As a former engineer, Tokos' goal is to organize spaces to make it efficient for everyday life.
"When you only have five minutes to fold your laundry you only have five minutes to put them in a drawer so you need to find the balance that your organizing needs meet all that structure," Tokos said.
Tokos, who's watched the entire first season of the series, says that customers have started to use the lingo used in the series when talking to her about her business.
"I think [the show] does resonate because they're showing average families and average spaces that have a little too much stuff in it," Tokos said.
Here in omaha people are starting to tidy up their own homes. For those who want to give clothes away, the WCA on 38th and Harney is accepting donations and said giving to the organization's boutique has risen over the last two weeks.

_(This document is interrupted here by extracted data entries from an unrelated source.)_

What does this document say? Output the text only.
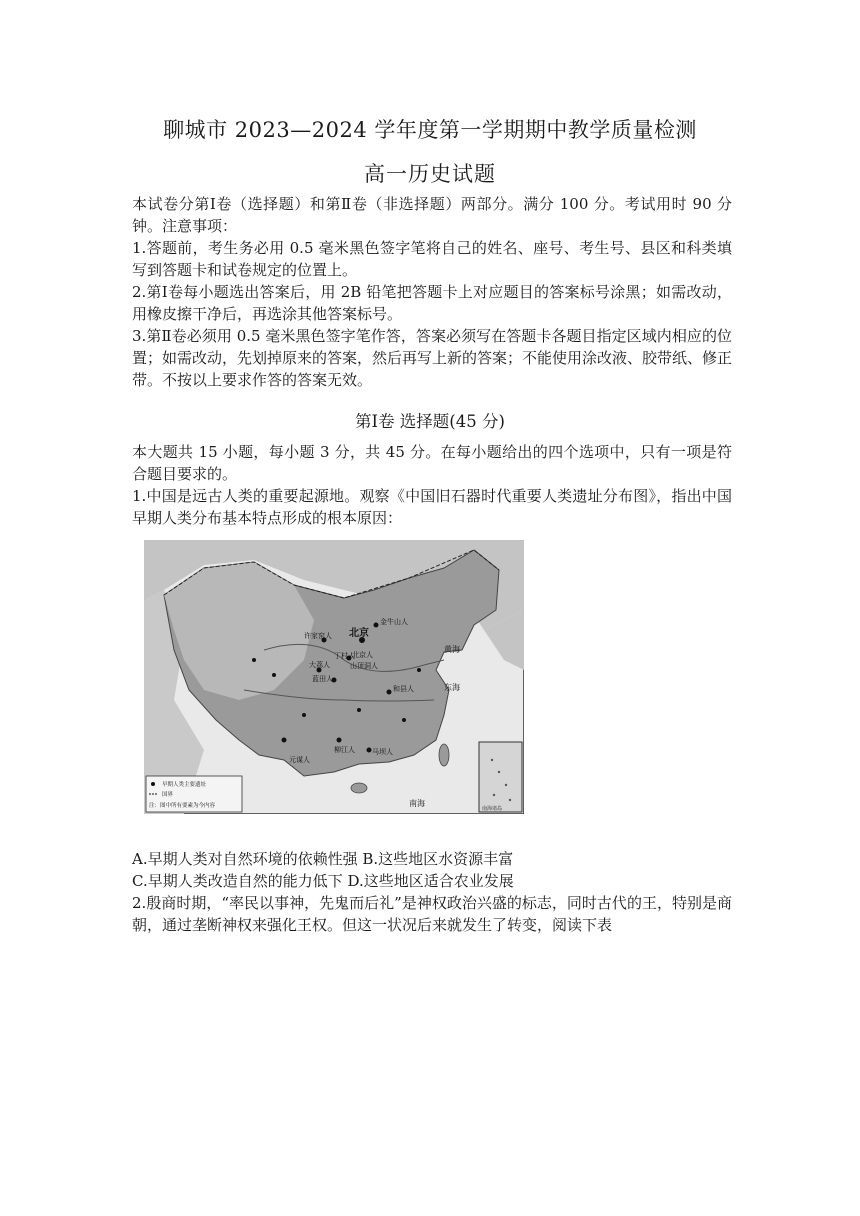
聊城市 2023—2024 学年度第一学期期中教学质量检测
高一历史试题

本试卷分第Ⅰ卷（选择题）和第Ⅱ卷（非选择题）两部分。满分 100 分。考试用时 90 分钟。注意事项：

1.答题前，考生务必用 0.5 毫米黑色签字笔将自己的姓名、座号、考生号、县区和科类填写到答题卡和试卷规定的位置上。

2.第Ⅰ卷每小题选出答案后，用 2B 铅笔把答题卡上对应题目的答案标号涂黑；如需改动，用橡皮擦干净后，再选涂其他答案标号。

3.第Ⅱ卷必须用 0.5 毫米黑色签字笔作答，答案必须写在答题卡各题目指定区域内相应的位置；如需改动，先划掉原来的答案，然后再写上新的答案；不能使用涂改液、胶带纸、修正带。不按以上要求作答的答案无效。

第Ⅰ卷 选择题(45 分)

本大题共 15 小题，每小题 3 分，共 45 分。在每小题给出的四个选项中，只有一项是符合题目要求的。

1.中国是远古人类的重要起源地。观察《中国旧石器时代重要人类遗址分布图》，指出中国早期人类分布基本特点形成的根本原因：

北京
金牛山人
北京人
山顶洞人
丁村人
蓝田人
和县人
元谋人
马坝人
柳江人
许家窑人
大荔人
东海
黄海
南海
南海诸岛
早期人类主要遗址
国界
注：图中所有要素为今内容

A.早期人类对自然环境的依赖性强 B.这些地区水资源丰富

C.早期人类改造自然的能力低下 D.这些地区适合农业发展

2.殷商时期，“率民以事神，先鬼而后礼”是神权政治兴盛的标志，同时古代的王，特别是商朝，通过垄断神权来强化王权。但这一状况后来就发生了转变，阅读下表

"It's just nice to start a new year off decluttering your house and we know that's been a big trend and we've seen donations pick up in the last week," said Elizabeth Power, director of marketing and public relations at WCA Omaha. "We have received so many more donations, we received 32 donations in one day."
Once you donate the clutter, Tokos says its a lot easier to organize the house without hitting hard on the cash.

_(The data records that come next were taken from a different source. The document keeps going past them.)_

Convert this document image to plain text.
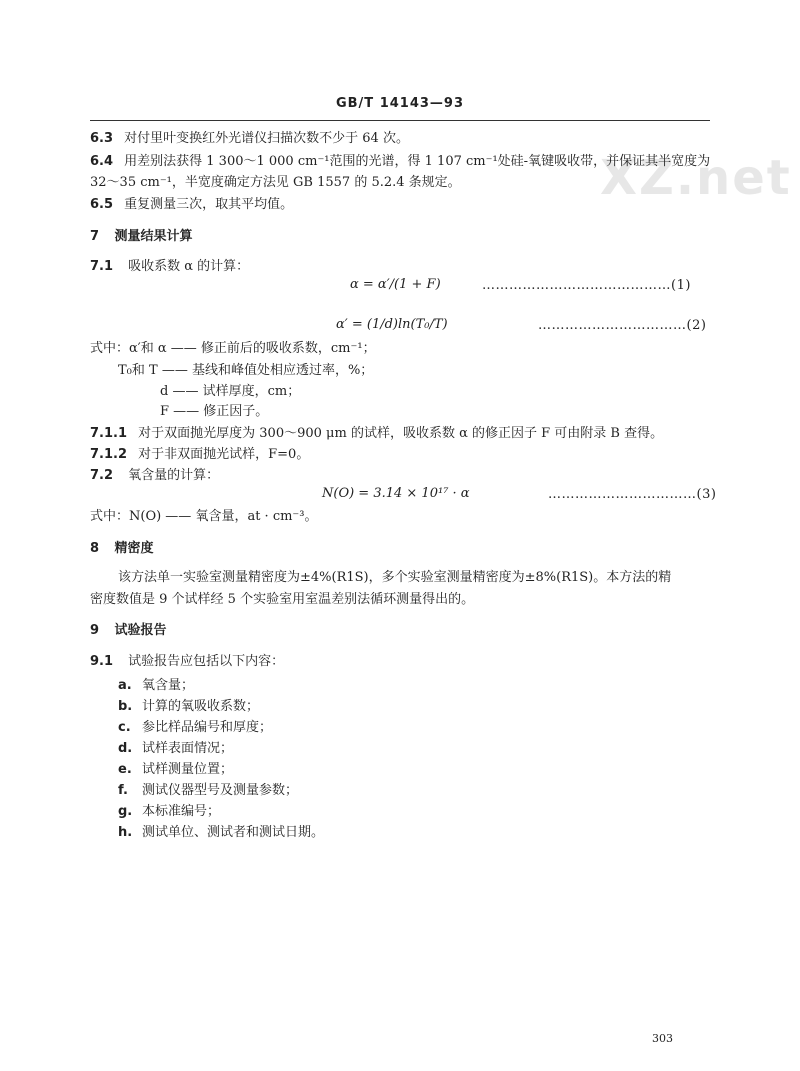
GB/T 14143—93
XZ.net
6.3 对付里叶变换红外光谱仪扫描次数不少于 64 次。
6.4 用差别法获得 1 300～1 000 cm⁻¹范围的光谱，得 1 107 cm⁻¹处硅-氧键吸收带，并保证其半宽度为
32～35 cm⁻¹，半宽度确定方法见 GB 1557 的 5.2.4 条规定。
6.5 重复测量三次，取其平均值。
7 测量结果计算
7.1 吸收系数 α 的计算：
α = α′/(1 + F)	……………………………………(1)
α′ = (1/d)ln(T₀/T)	……………………………(2)
式中：α′和 α —— 修正前后的吸收系数，cm⁻¹；
T₀和 T —— 基线和峰值处相应透过率，%；
d —— 试样厚度，cm；
F —— 修正因子。
7.1.1 对于双面抛光厚度为 300～900 μm 的试样，吸收系数 α 的修正因子 F 可由附录 B 查得。
7.1.2 对于非双面抛光试样，F=0。
7.2 氧含量的计算：
N(O) = 3.14 × 10¹⁷ · α	……………………………(3)
式中：N(O) —— 氧含量，at · cm⁻³。
8 精密度
该方法单一实验室测量精密度为±4%(R1S)，多个实验室测量精密度为±8%(R1S)。本方法的精
密度数值是 9 个试样经 5 个实验室用室温差别法循环测量得出的。
9 试验报告
9.1 试验报告应包括以下内容：
a. 氧含量；
b. 计算的氧吸收系数；
c. 参比样品编号和厚度；
d. 试样表面情况；
e. 试样测量位置；
f. 测试仪器型号及测量参数；
g. 本标准编号；
h. 测试单位、测试者和测试日期。
303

"I do a lot of re-purposing and I'll tell you a lot of people have [everything already] in their house," Tokos said. "People ask me what to buy and I tell them to not buy anything because they already purchased it."
And just like the show teaches, cleaning up the clutter can mean more than a spotless surface.
"Once they get past the sense of being overwhelmed, they start to feel empowered and that's my goal," Tokos said. "I want to transfer skills and be empowered and maintain things themselves."